Although undergraduate research journals are popular in the USA, they have only recently started publishing in the UK, based at the University of Chester (Origin), University of Leeds (Biolog-e), University of Surrey (SURJ), University of Nottingham (>BURN), and nationwide by Oxford Journals (Bioscience Horizons).
But are these not perfect places for students to learn how to write clearly both for other scientists (undergraduate journals) and for the public (student popular science magazines)? I would say I learned a lot while writing and editing for student science magazine BlueSci. Initially I was very upset with the changes editors made to my, as I then thought, perfect articles. Later on, with experience in editing I realized that when student scientists write about something they’re passionate about they can make a fallacy of thinking that their writing is as good as their understanding and passion for the subject.

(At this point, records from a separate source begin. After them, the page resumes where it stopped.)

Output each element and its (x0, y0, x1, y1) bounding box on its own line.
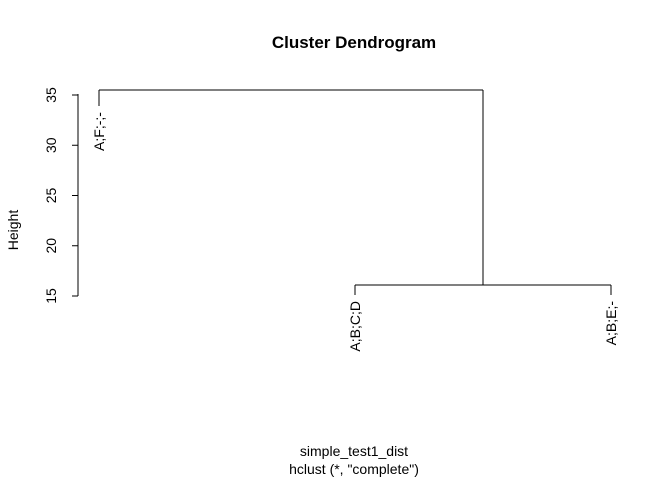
x-axis-label: simple_test1_dist (300, 443, 408, 459)
y-tick-label: 15 (43, 288, 59, 304)
y-tick-label: 20 (43, 238, 59, 254)
y-axis: 15 20 25 30 35 Height (5, 87, 79, 304)
leaf-label: A;B;C;D (347, 301, 363, 352)
leaf-label: A;B;E;- (603, 301, 619, 346)
leaf-label: A;F;-;- (91, 112, 107, 151)
y-axis-label: Height (5, 210, 21, 251)
leaf-labels: A;F;-;- A;B;C;D A;B;E;- (91, 112, 619, 352)
y-tick-label: 35 (43, 87, 59, 103)
y-tick-label: 25 (43, 188, 59, 204)
method-subtitle: hclust (*, "complete") (289, 461, 419, 477)
chart-title: Cluster Dendrogram (272, 33, 436, 52)
dendrogram-tree (98, 89, 612, 295)
y-tick-label: 30 (43, 137, 59, 153)
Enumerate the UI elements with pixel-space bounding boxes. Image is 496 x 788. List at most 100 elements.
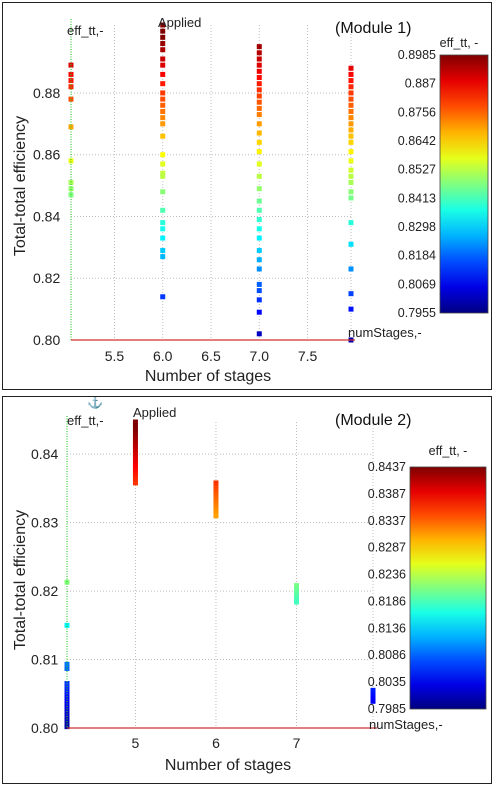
data-point <box>160 34 166 40</box>
data-point <box>294 588 299 594</box>
x-tick-labels: 5 6 7 <box>132 735 301 751</box>
data-point <box>348 173 354 179</box>
data-point <box>370 698 376 704</box>
data-point <box>348 84 354 90</box>
data-point <box>348 115 354 121</box>
data-point <box>132 419 138 425</box>
data-point <box>256 81 262 87</box>
data-point <box>370 687 376 693</box>
data-point <box>348 266 354 272</box>
data-point <box>68 78 74 84</box>
colorbar-tick-label: 0.8287 <box>368 541 406 555</box>
data-point <box>160 81 166 87</box>
data-point <box>68 180 74 185</box>
data-point <box>160 115 166 121</box>
data-point <box>132 459 138 465</box>
data-point <box>256 331 262 337</box>
data-point <box>256 56 262 62</box>
x-tick-label: 7 <box>293 735 301 751</box>
data-point <box>256 161 262 167</box>
data-point <box>160 189 166 195</box>
data-points <box>68 22 354 343</box>
module-1-panel: (Module 1) eff_tt,- Applied numStages,- … <box>2 2 492 390</box>
data-point <box>348 291 354 297</box>
data-point <box>256 198 262 204</box>
data-point <box>160 28 166 34</box>
colorbar-tick-label: 0.8186 <box>368 594 406 608</box>
data-point <box>160 247 166 253</box>
data-point <box>160 90 166 96</box>
colorbar-tick-label: 0.8298 <box>398 220 436 234</box>
data-point <box>213 507 219 513</box>
data-point <box>160 220 166 226</box>
colorbar-tick-label: 0.8136 <box>368 621 406 635</box>
data-point <box>348 167 354 173</box>
colorbar-tick-label: 0.8985 <box>398 48 436 62</box>
data-point <box>213 491 219 497</box>
data-point <box>160 226 166 232</box>
colorbar-tick-label: 0.8236 <box>368 568 406 582</box>
x-axis-label: Number of stages <box>165 757 291 774</box>
data-point <box>132 435 138 441</box>
data-point <box>256 68 262 74</box>
y-tick-label: 0.83 <box>31 515 58 531</box>
data-point <box>294 599 299 605</box>
colorbar-tick-label: 0.8437 <box>368 460 406 474</box>
data-point <box>160 161 166 167</box>
data-point <box>348 65 354 71</box>
data-point <box>348 71 354 77</box>
colorbar-tick-label: 0.8069 <box>398 277 436 291</box>
data-point <box>160 71 166 77</box>
colorbar-tick-label: 0.8337 <box>368 514 406 528</box>
data-point <box>348 189 354 195</box>
data-point <box>213 496 219 502</box>
data-point <box>64 665 70 671</box>
module-label: (Module 1) <box>335 20 411 37</box>
data-point <box>348 306 354 312</box>
y-tick-label: 0.88 <box>33 85 60 101</box>
data-point <box>160 133 166 139</box>
data-point <box>132 427 138 433</box>
data-point <box>256 87 262 93</box>
data-point <box>370 690 376 696</box>
data-point <box>160 56 166 62</box>
data-point <box>348 96 354 102</box>
data-point <box>348 149 354 155</box>
data-point <box>160 62 166 68</box>
y-axis-label: Total-total efficiency <box>12 116 29 256</box>
data-point <box>132 443 138 449</box>
colorbar-tick-label: 0.7955 <box>398 306 436 320</box>
data-point <box>348 220 354 226</box>
data-point <box>132 439 138 445</box>
x-tick-label: 7.5 <box>298 348 318 364</box>
grid <box>67 422 374 728</box>
colorbar-title: eff_tt, - <box>440 36 479 50</box>
data-point <box>256 121 262 127</box>
data-point <box>213 488 219 494</box>
x-axis-label: Number of stages <box>145 368 271 385</box>
data-point <box>160 235 166 241</box>
x-tick-label: 6.5 <box>201 348 221 364</box>
data-point <box>294 591 299 597</box>
data-point <box>348 195 354 201</box>
y-tick-label: 0.80 <box>31 720 58 736</box>
colorbar-tick-label: 0.7985 <box>368 702 406 716</box>
data-point <box>68 62 74 68</box>
x-tick-labels: 5.5 6.0 6.5 7.0 7.5 <box>105 348 318 364</box>
y-variable-label: eff_tt,- <box>67 23 104 38</box>
data-point <box>370 693 376 699</box>
y-tick-label: 0.86 <box>33 147 60 163</box>
data-point <box>160 108 166 114</box>
data-point <box>256 44 262 50</box>
data-point <box>348 121 354 127</box>
data-point <box>160 102 166 108</box>
data-point <box>348 241 354 247</box>
data-point <box>132 455 138 461</box>
data-point <box>213 505 219 511</box>
data-point <box>348 158 354 164</box>
applied-label: Applied <box>133 405 176 420</box>
colorbar: eff_tt, - 0.8437 0.8387 0.8337 0.8287 0.8236 0… <box>368 444 487 716</box>
axes <box>66 416 377 729</box>
data-point <box>348 139 354 145</box>
colorbar-tick-label: 0.8756 <box>398 105 436 119</box>
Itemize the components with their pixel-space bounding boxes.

This is often not true even when they try to write for popular science outlets.
Going back to learning writing as part of the science degrees; at Oxford we had tutorials each week which meant writing at least an essay or two per week. For keen students this was an ability to really review the topic and write solid 2-3,000 word articles. For the less keen this meant a hassle of putting together a 1,000 word essay. Apart from this, writing experience was minimal. A few lab reports and a dissertation at the end, none of which we were specially trained to write before we actually had to do it.
As a graduate student I had an opportunity to supervise some undergraduates for some of their biology courses. I was horrified to find that second year and even some final year students were never told to list references at the end of their essay. Since many of these supervisions are often similar and somewhat boring for students, I thought I’d make it interesting and get them to read some science blogs and practice writing about their course in blog style article.
The task was to read some blogs on specific topic and then choose the one that really intrigued them and comment on it as they would on a blogging site. Then they should attempt writing a brief blog on the topic from their course. Unfortunately my enthusiasm somewhat surpassed theirs when it came to doing this…Only two of the five students I set this assignmet actually did it. Even these two didn’t submit it thinking this was not important and more or less irrelevant to their course. They were there to get some facts out of me, not to learn about how great blogging was for science. Is this why web 2.0 is failing in biology as Martin reports?
It is nice to know that some people work to encourage science writing even in schools. For a good example of this see the Canadian science journal for school kids Eye on Science.